Um mehr Fälle untersuchen zu können, helfen den Mainzer Forschern bei ihrer neuen Studie zwei große Datenquellen: das Kinderkrebsregister und die ARD. Im Krebsregister sind alle Leukämie-Erkrankungen in Deutschland seit Anfang der 80er Jahre erfasst. Die ARD wiederum verfügt über detaillierte Aufzeichnungen darüber, wann welcher Sendemast in den vergangenen Jahrzehnten wie starke Radiowellen verbreitet hat. Jetzt soll die Strahlenbelastung von Kindern, die seit 1984 an Leukämie erkrankt sind, verglichen werden mit einer gesunden Kontrollgruppe. Was wie eine relativ einfache Statistik-Aufgabe klingt, steckt in der Praxis voller Tücken. Schüz:
"Selbst wenn man die Sendeleistung einer Sendeanlage kennt und über das Antennendiagramm auch noch kennt, in welche Richtung wie stark abgestrahlt wird, ist es trotzdem schwierig für einen bestimmten Punkt die Feldstärke vorherzusagen. Das heißt, wir werden zusätzlich noch einmal mit Messreihen untersuchen, wie gut diese Abschätzungen zutreffen."
Außerdem stehen Joachim Schüz und sein Team vor der kniffligen Aufgabe, eine repräsentative Kontrollgruppe zu finden.

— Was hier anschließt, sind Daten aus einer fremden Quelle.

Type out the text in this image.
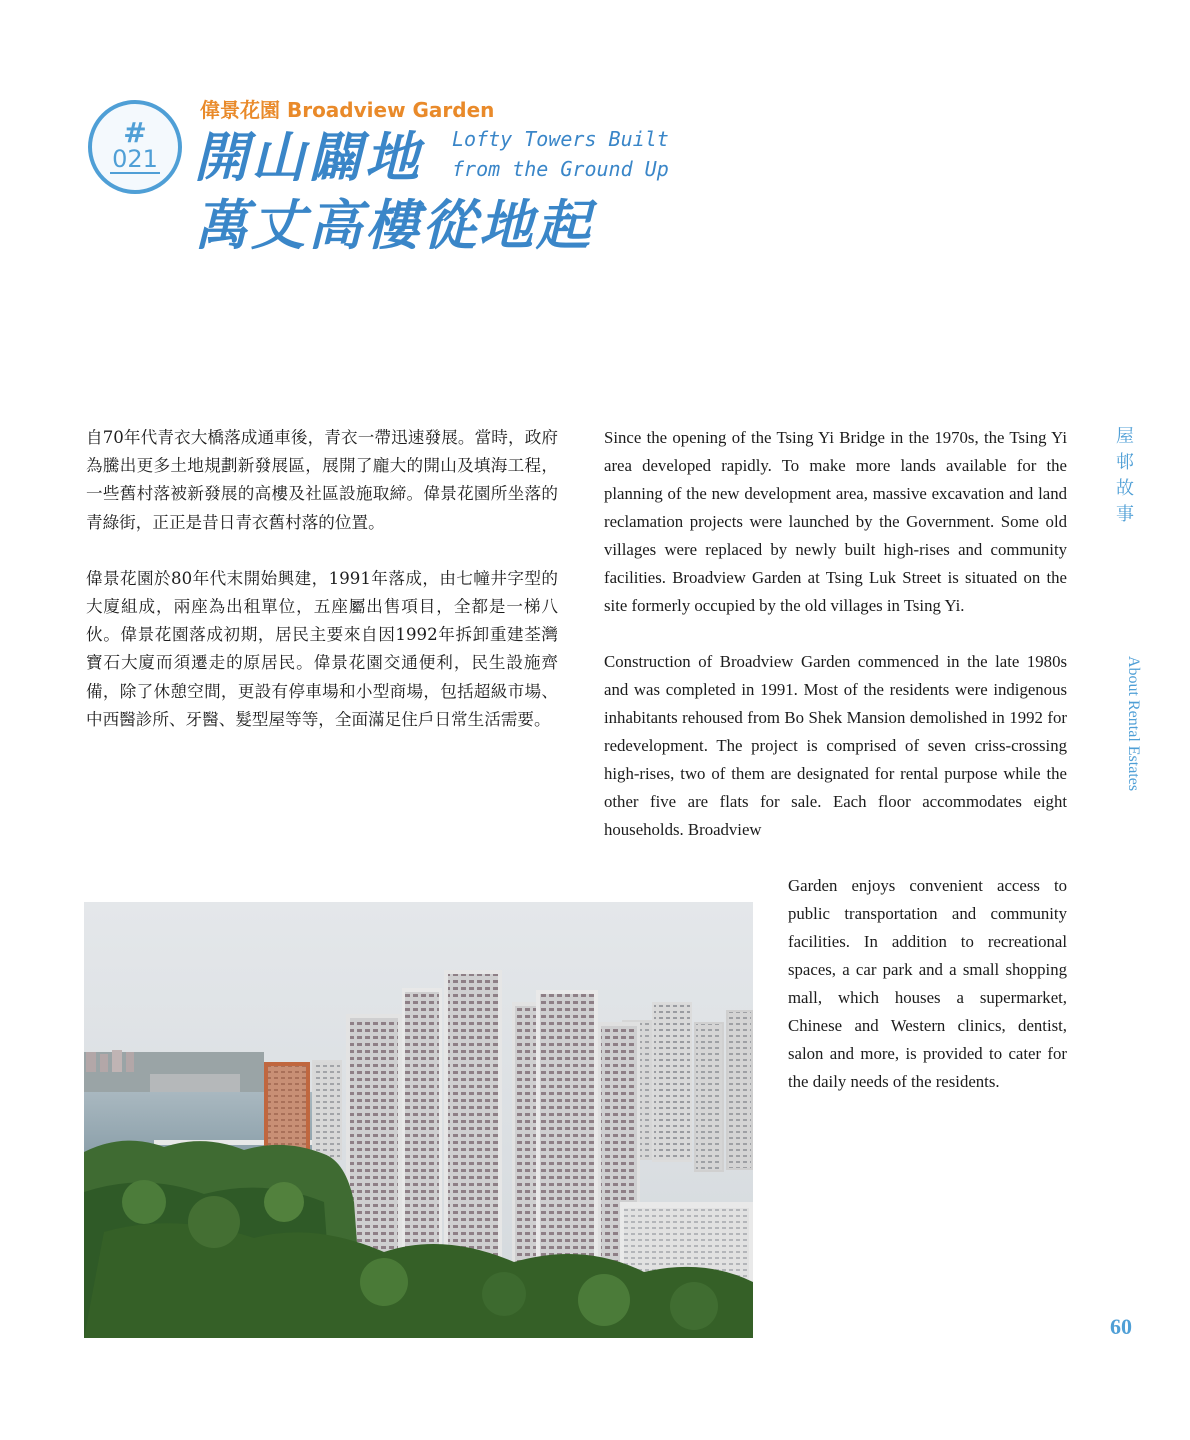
#
021
偉景花園 Broadview Garden
開山闢地
萬丈高樓從地起
Lofty Towers Built from the Ground Up

自70年代青衣大橋落成通車後，青衣一帶迅速發展。當時，政府為騰出更多土地規劃新發展區，展開了龐大的開山及填海工程，一些舊村落被新發展的高樓及社區設施取締。偉景花園所坐落的青綠街，正正是昔日青衣舊村落的位置。

偉景花園於80年代末開始興建，1991年落成，由七幢井字型的大廈組成，兩座為出租單位，五座屬出售項目，全都是一梯八伙。偉景花園落成初期，居民主要來自因1992年拆卸重建荃灣寶石大廈而須遷走的原居民。偉景花園交通便利，民生設施齊備，除了休憩空間，更設有停車場和小型商場，包括超級市場、中西醫診所、牙醫、髮型屋等等，全面滿足住戶日常生活需要。

Since the opening of the Tsing Yi Bridge in the 1970s, the Tsing Yi area developed rapidly. To make more lands available for the planning of the new development area, massive excavation and land reclamation projects were launched by the Government. Some old villages were replaced by newly built high-rises and community facilities. Broadview Garden at Tsing Luk Street is situated on the site formerly occupied by the old villages in Tsing Yi.

Construction of Broadview Garden commenced in the late 1980s and was completed in 1991. Most of the residents were indigenous inhabitants rehoused from Bo Shek Mansion demolished in 1992 for redevelopment. The project is comprised of seven criss-crossing high-rises, two of them are designated for rental purpose while the other five are flats for sale. Each floor accommodates eight households. Broadview

Garden enjoys convenient access to public transportation and community facilities. In addition to recreational spaces, a car park and a small shopping mall, which houses a supermarket, Chinese and Western clinics, dentist, salon and more, is provided to cater for the daily needs of the residents.

屋邨故事
About Rental Estates
60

Diese Probanden müssen zur gleichen Zeit unter vergleichbaren Bedingungen aufgewachsen sein, wie die Erkrankten. Die Epidemiologen wollen mehr als 2000 Fälle von Kinderleukämie aus den letzten 20 Jahren in die Studie aufnehmen. Mit dieser hohen Fallzahl sollte sich auch ein nur geringes Krebsrisiko nachweisen lassen. Schüz:
"Wir hoffen, dass wir allein mit dieser Studie in Deutschland schon relativ verlässliche Aussagen machen können. Von der Biologie her würde man eigentlich keinen Zusammenhang erwarten. Aber letztendlich, wenn wir in unserer Studie einen Zusammenhang sehen, dann wäre der alles andere als einfach wegzudiskutieren. Und das würden wir auch nicht tun."
Doz. Dr. Joachim Schüz ist Mitglied im Ausschuss nicht-ionisierender Strahlung der Strahlenschutzkommission (SSK). Joachim Schüz wird als Verharmloser des wissenschaftlichen Erkenntnisstandes mit deutlicher Industrienähe beschrieben. Siehe unter: http://omega.twoday.net/stories/238911/ und
http://omega.twoday.net/stories/238902/
Da ein Großteil der Daten bereits vorhanden ist, könnten die Ergebnisse - für eine Studie dieser Größenordnung - relativ zügig vorliegen. Schon Mitte 2007 soll geklärt sein, ob eine Kindheit in der Nähe von Rundfunksendern unsichtbare Risiken birgt.